Truths by Rebecca S. Buck


Publisher:             Bold Strokes Books


Truths is about two women who are separated by two hundred years, but their stories occur in the same part of Nottingham, England.  In 1808 Elizabeth Cooper is unjustly convicted of a crime and sentenced to death.  Before that happens she's raped and becomes pregnant, lengthening her life by nine months.  Jen is living in 2008 and works as a historic interpreter in the prison where Elizabeth was held.  Both women are struggling with the truths in their lives, Elizabeth that she is living on borrowed time and has to provide for a child's future and Jen learning to accept that she is a lesbian.  Their stories are told in alternating passages as each tries to find an answer to her situation.



This book presents a number of issues.  The first is why these two stories were put together.  Except for being located in the same place, they have nothing in common and there isn't an apparent connection between the women.  Either story, with some additions, would have stood alone as a book, but put together and alternated, they become distractions from each other.  The reader will spend a lot of the book waiting for the plots to converge and they don't.



Another consideration is that it's difficult for the reader to get invested in the stories.  The telling is rather tedious and by alternating them there is no even flow to the developments.  Unfortunately, the characters don't make up for this by being compelling.  The women aren't unappealing, but they also aren't engaging.  There's nothing about them that reaches out to catch the reader's interest.  Jen's story is told in first person and Elizabeth's in third, but there doesn't seem to be any particular reason for doing that.
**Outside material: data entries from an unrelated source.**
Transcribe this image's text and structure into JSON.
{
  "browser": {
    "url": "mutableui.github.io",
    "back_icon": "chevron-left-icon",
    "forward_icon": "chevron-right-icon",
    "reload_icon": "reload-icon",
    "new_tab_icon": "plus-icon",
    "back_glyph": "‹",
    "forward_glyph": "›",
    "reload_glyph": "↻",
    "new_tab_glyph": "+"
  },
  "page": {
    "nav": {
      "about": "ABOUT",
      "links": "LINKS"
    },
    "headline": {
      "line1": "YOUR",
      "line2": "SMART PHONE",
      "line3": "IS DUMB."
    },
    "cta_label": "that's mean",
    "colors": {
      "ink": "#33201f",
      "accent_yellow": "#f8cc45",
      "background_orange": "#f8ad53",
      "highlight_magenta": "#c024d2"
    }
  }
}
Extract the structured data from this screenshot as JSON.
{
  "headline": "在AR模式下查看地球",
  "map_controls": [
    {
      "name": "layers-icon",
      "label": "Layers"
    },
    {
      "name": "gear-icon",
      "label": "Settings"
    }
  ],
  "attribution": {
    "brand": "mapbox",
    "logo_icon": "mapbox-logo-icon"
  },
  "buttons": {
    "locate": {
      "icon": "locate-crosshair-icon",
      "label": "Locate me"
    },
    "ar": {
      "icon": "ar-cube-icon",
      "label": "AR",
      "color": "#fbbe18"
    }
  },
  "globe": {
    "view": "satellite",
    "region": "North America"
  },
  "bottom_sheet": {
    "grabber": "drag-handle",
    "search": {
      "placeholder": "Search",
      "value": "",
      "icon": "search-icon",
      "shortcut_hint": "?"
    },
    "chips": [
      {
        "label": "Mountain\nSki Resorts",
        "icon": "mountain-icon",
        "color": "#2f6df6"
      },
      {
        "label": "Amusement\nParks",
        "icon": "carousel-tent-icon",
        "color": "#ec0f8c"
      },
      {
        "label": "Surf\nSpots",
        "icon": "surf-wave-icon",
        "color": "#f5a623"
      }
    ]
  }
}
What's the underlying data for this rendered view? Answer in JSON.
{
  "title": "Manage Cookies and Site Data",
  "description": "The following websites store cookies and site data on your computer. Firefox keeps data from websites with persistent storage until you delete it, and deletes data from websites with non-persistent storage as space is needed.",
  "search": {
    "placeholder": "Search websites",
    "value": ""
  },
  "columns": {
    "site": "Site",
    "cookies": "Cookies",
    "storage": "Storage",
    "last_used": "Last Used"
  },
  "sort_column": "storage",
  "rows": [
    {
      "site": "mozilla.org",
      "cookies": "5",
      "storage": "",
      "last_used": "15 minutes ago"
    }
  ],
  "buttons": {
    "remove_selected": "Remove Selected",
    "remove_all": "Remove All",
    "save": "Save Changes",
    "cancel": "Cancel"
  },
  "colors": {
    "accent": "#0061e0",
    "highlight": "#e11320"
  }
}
There is a brief flurry of excitement at the end of Jen's story, but even that was obviously done.  Elizabeth's story ends with a rather dull resolution.



If there is a positive to the book, it's in the detail that Buck sometimes goes into with the settings and the customs of the 1800s.  The scenes in the prison feel very real.



The stories told in Truths are OK.  There are more interesting stories out there though.